The meta reason is a missunderstanding of nature. Even the industry basically considers it a tamed beast of burden, while environmentalist usually consider it as a sort of gaia godess raped by industrial mankind. Nature is war and fast adaption of wha works. The trees war the grass for shade. And every mono culture, be they cloned crab or planted orchard, is a giant dice inviting disaster with every yearly throw. And on that scale adaption and transportation yields rewards for those animals and plants transporting anti-man properties fast. We are running a adveserial breeding program for anti-human critters. And when they exist, as they do and did in all places with longstanding human populations and agriculture- they take the invite on speed dial. We simply are dragged back into the eternal conflict. We always where a part of nature and this is how it feels like to be a part of that. Counter measures? Lets ask the statisticians.. anything that eats dice throws of the advesaries.
The Netherlands has been fighting nature for a thousand years. Inevitably one day we'll lose but it's a worthwhile endeavour.
How does that contradict the article? It seems like it supports it if those were the events which helped harm the previously-strong citrus industry - those storms are part of what hit at the peak, starting the decline.
Did you not see the article claim that the grove areas hadn't been hit by storms before/as big as some listed in the last decade?

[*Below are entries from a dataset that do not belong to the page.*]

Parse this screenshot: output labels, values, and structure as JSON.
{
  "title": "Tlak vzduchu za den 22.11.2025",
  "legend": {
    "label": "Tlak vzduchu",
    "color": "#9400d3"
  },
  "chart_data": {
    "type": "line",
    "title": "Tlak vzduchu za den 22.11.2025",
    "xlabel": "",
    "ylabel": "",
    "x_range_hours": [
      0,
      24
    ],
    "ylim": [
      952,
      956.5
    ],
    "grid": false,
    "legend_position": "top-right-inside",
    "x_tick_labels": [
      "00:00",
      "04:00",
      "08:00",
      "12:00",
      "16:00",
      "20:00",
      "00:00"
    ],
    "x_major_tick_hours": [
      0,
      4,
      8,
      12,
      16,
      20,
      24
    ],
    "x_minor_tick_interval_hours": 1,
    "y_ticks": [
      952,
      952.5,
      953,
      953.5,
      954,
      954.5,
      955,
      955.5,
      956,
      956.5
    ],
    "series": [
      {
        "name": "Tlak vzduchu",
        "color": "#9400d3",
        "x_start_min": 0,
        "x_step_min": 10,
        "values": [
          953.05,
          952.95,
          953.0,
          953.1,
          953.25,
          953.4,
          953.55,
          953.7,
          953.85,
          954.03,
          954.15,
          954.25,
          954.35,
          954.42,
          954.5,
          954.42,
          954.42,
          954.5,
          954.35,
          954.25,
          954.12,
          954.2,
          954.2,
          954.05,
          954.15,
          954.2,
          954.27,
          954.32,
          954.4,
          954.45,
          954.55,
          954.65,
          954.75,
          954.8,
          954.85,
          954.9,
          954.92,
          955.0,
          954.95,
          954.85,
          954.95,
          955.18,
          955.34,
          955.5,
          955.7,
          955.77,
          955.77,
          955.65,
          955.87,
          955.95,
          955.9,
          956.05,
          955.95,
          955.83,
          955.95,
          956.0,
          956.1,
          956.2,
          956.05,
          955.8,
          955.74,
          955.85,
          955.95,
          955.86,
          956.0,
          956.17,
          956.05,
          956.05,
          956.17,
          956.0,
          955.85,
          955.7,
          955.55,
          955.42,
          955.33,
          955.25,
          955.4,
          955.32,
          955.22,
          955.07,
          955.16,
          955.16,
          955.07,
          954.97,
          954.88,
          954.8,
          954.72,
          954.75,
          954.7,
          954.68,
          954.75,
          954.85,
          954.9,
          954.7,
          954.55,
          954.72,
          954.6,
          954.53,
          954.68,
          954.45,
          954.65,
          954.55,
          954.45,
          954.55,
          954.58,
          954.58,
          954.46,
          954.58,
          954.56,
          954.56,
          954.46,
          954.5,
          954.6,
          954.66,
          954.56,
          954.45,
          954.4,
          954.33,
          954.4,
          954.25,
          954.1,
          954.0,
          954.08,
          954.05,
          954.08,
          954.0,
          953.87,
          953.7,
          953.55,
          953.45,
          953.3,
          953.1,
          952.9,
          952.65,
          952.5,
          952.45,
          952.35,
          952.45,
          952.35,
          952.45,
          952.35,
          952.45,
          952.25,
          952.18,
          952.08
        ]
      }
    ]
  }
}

Just not true with their phrasing.

edit:

for clarity, the author referenced 2017+ vintage hurricanes as if nothing of their intensity had hit before: Irma (2017), Ian (2022), Idalia (2023), Helene (2024), and Milton (2024). None of these got beyond cat 4. Meanwhile there were certainly other hurricanes that were cat4 that hit the groves in 2004-05.

Native Floridian here... although the story does not mention it central FL was hit in 2004 by hurricanes Charley, Frances and Jeanne, and in 2005 was affected by Hurricane Wilma as well. Before that you have to go back to the 1940s before inland central Florida was affected by hurricane force winds. I think the article left that out for editorial reasons, the recent hurricanes in the past few years the article mentions really contributed to the final demise of the orange industry.

And yes, you used to be able to go outside at night in March and April smell the beautiful scent of the orange blossoms. It is certainly something of "Old Florida" that I miss.

Regardless of the debate of whether climate change has intensified hurricanes, it seems odd to blame hurricanes for being a vector for spreading the bugs. Wouldn't the bugs have spread via wind even if it wasn't climate change induced hurricane winds?
The hurricanes spread the insects rapidly over a very large area, within a few days. With so many hurricanes coming so frequently the areal coverage overwhelmed what could have been a response.
Do you really believe parts of Florida never got hurricanes until recently?
To be charitable, they merely pointed out what the article said, even if it is obviously, objectively false.
It's not objectively false, people just can't read.

> the high-caliber hurricanes that, before climate change, didn’t come to the Ridge

You're making the parent's point.

These recent storms only got to Cat4.

Similar storms hit the aforementioned areas in 2004-05 including Cat4.

How do these revelations not contradict the article?

I have no idea what Florida's weather patterns are
Yes, people are jumping in because neither did the author, and it seems like that's core to the author's argument.